Rettungsaktion für gestrandeten Buckelwal vor Poel verzögert sich erneut
Die geplante Rettungsaktion für den seit über zwei Wochen vor der Insel Poel gestrandeten Buckelwal verzögert sich weiter. Wie die private Initiative mitteilte, wird das Tier heute nicht wie möglicherweise vorgesehen transportiert. Janine Bahr-van Gemmert, eine Sprecherin der Initiative, bestätigte: "Heute wird er nicht mehr transportiert." Ursprüngliche Angaben hatten einen Transport bereits für Freitag in Aussicht gestellt.
Bürokratische Hürden verzögern jeden Schritt
Die Initiative beklagt erhebliche bürokratische Hindernisse bei der Rettungsaktion. Bahr-van Gemmert erklärte, die Situation sei "sehr, sehr schwierig", da jeder einzelne Schritt der Behörden genehmigt werden müsse. "Alles, was nicht zu hundert Prozent dem Konzept entspricht, muss schriftlich genehmigt werden. Und das verzögert es natürlich durchaus", so die Sprecherin. Selbst das tägliche Aufbringen von Tüchern mit Zinksalbe zur Behandlung von Hautproblemen des Wals müsse jeden Tag neu beantragt und genehmigt werden.

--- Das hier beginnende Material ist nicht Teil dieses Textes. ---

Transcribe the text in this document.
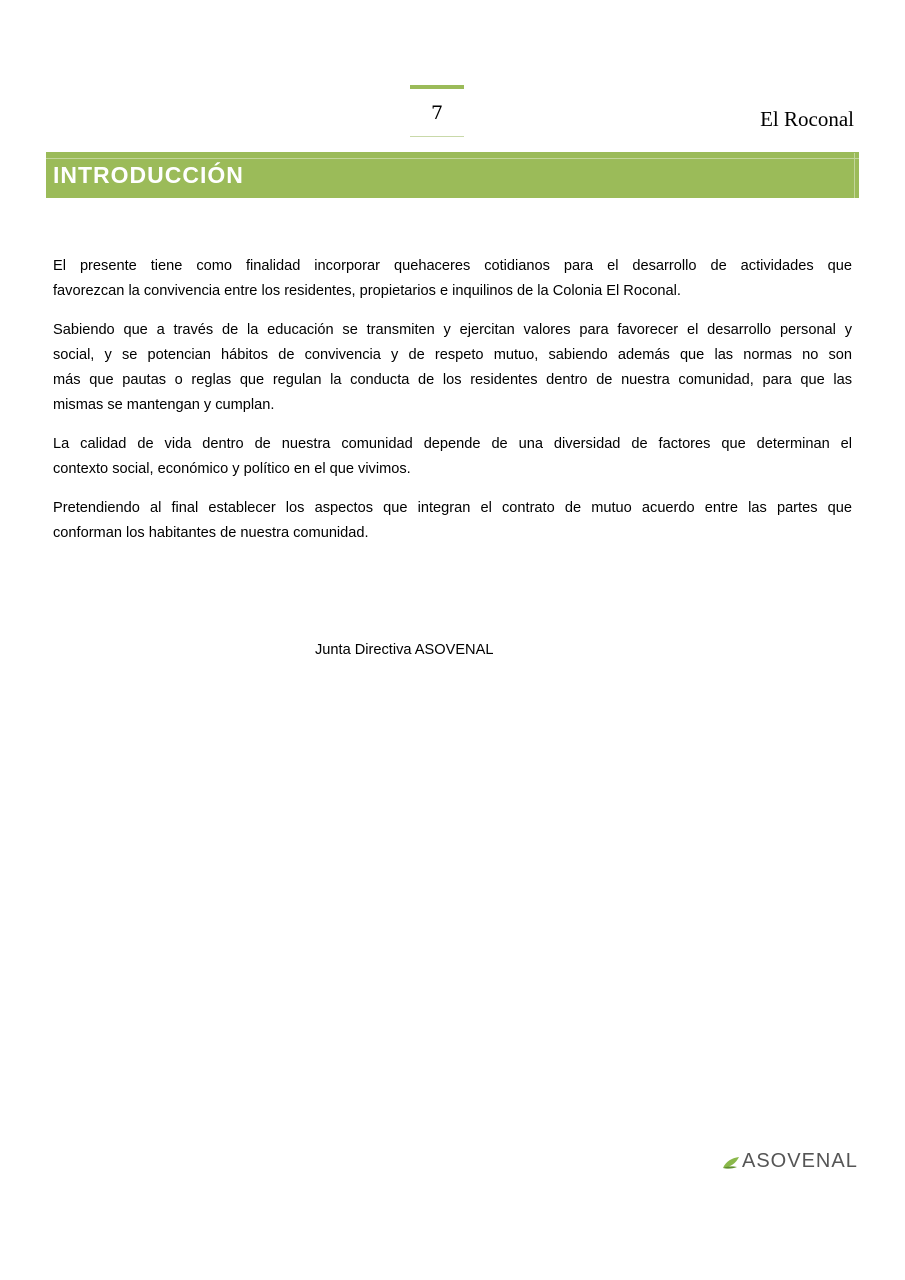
7	El Roconal
INTRODUCCIÓN
El presente tiene como finalidad incorporar quehaceres cotidianos para el desarrollo de actividades que
favorezcan la convivencia entre los residentes, propietarios e inquilinos de la Colonia El Roconal.
Sabiendo que a través de la educación se transmiten y ejercitan valores para favorecer el desarrollo personal y
social, y se potencian hábitos de convivencia y de respeto mutuo, sabiendo además que las normas no son
más que pautas o reglas que regulan la conducta de los residentes dentro de nuestra comunidad, para que las
mismas se mantengan y cumplan.
La calidad de vida dentro de nuestra comunidad depende de una diversidad de factores que determinan el
contexto social, económico y político en el que vivimos.
Pretendiendo al final establecer los aspectos que integran el contrato de mutuo acuerdo entre las partes que
conforman los habitantes de nuestra comunidad.
Junta Directiva ASOVENAL
ASOVENAL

Bereits vorbereitende Maßnahmen wurden dennoch durchgeführt:
- Die Rinne und der Bereich um den Wal wurden freigespült
- Versuche, in das Maul des Wals zu schauen, um mögliche Netzreste zu identifizieren
- Diese Untersuchung war jedoch nicht möglich
Behörden verteidigen ihr Vorgehen mit Sonderregelung
Das Schweriner Umweltministerium widerspricht der Kritik an behördlichen Verzögerungen. Eine Ministeriumssprecherin betonte, man bemühe sich um schnelle Abstimmungen. Als Beispiel nannte sie die Sonderregelung für die Tierärztin Jenna Wallace aus Hawaii. Die Expertin verfügt zwar über keine deutsche Berufserlaubnis, erhielt jedoch eine vorübergehende Erlaubnis zur Ausübung des tierärztlichen Berufes in Deutschland – eine Sonderregelung für ausländische Tierärzte.
Hintergrund der umstrittenen Rettungsaktion
Der Buckelwal strandete vor mehr als zwei Wochen vor Poel in Mecklenburg-Vorpommern. Die private Initiative unter der Leitung von Mediamarkt-Gründer Walter Gunz und Unternehmerin Karin Walter-Mommert plant ein aufwendiges Rettungsverfahren:
- Wegspülen von Schlick im Bereich des Wals
- Anheben des Tieres mit Luftkissen
- Unterführen einer zwischen Pontons befestigten Plane
- Transport des Wals in die Nordsee
Mecklenburg-Vorpommerns Umweltminister Till Backhaus (SPD) hatte der Aktion überraschend grünes Licht gegeben, betonte jedoch, die volle Verantwortung – auch finanziell – liege bei den Initiatoren. Fachleute namhafter Institute hatten zuvor gewarnt, ein Transportversuch könnte dem Tier mehr schaden als nutzen.
Die Initiative hält sich zu weiteren Details des Zeitplans bedeckt. Die Frage, ob der Wal in Ruhe gelassen oder weiterhin alles zu seiner Rettung versucht werden sollte, bleibt kontrovers diskutiert.